The earliest known recipe is said to feature in ‘Court Cookery’ by Robert Smith, published in 1725. This recipe isn’t too dissimilar to Yorkshire cook, Elizabeth Moxon’s Portugal Cakes with butter, sugar, flour, sugar, eggs and currants as common ingredients. For her ‘Queen Cakes’ recipe, she suggests in English Housewifry (1764) that “…you may ice them if you please, but do not let the iceing be thicker than you may lie on with a little brush.” 

 

Over the centuries other creative cooks added other flavours to these little cakes with rose water, mace, orange water and nutmeg being popular additions. Early Queen Cakes were probably made in small tin or stoneware patty pans like those we use for mince pies, but by the mid-18th century, specific Queen Cake pans were available in a variety of shapes such as hearts or diamonds.

 

Eliza Acton in her book ‘Modern Cookery for private families (1845) suggests making a mixture as for a pound cake then putting it into small well buttered tins and baking in a brisk oven. Mrs Beeton in her widely reproduced ‘Book of Household Management’ (1861) gives a recipe for 2 or 3 dozen cakes with the addition of cream and essence of almonds or lemon to give us a richer version.

 

Here's my Grandma’s recipe which she made from time to time as a weekend treat. Her preference was for a lemon flavour.

 

Grandma Abson’s recipe for Queen Cakes

4 oz (110g) butter

4 oz (110g) sugar

2 eggs

6 oz (175g) self-raising flour

Pinch of salt

4 oz (110g) currants

a few drops of lemon extract

2 tbsps milk

Arrange 16-20 baking cases on a baking tray. Beat the butter until soft. Add the sugar and cream together until the mixture is pale and fluffy. Add the eggs (well beaten) gradually. Fold in the flour and salt. Then, stir in the fruit and lemon extract. Add the milk. Put the mixture into the baking cases and half fill them. Bake for 15-20 minutes in a fairly hot oven. (375F, Mark 5, 190C) You can brush over the top with egg and place a small piece of lump sugar over each one.

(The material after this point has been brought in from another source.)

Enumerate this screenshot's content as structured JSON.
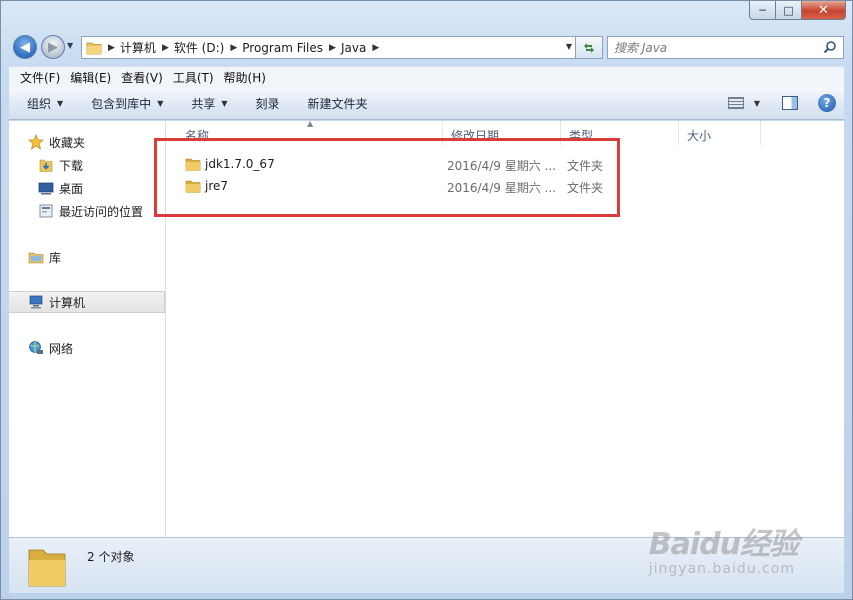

After 70 years of her historic reign, Queen Elizabeth II is the first British Monarch to celebrate a Platinum Jubilee. Enjoy the Jubilee Bank Holiday weekend from 2 to 5 June. I’ll be baking a batch of Queen Cakes for our Jubilee Street Party and following Elizabeth Moxon’s suggestion for icing so I can top them with a rice paper Jubilee Crown – a 21th century version.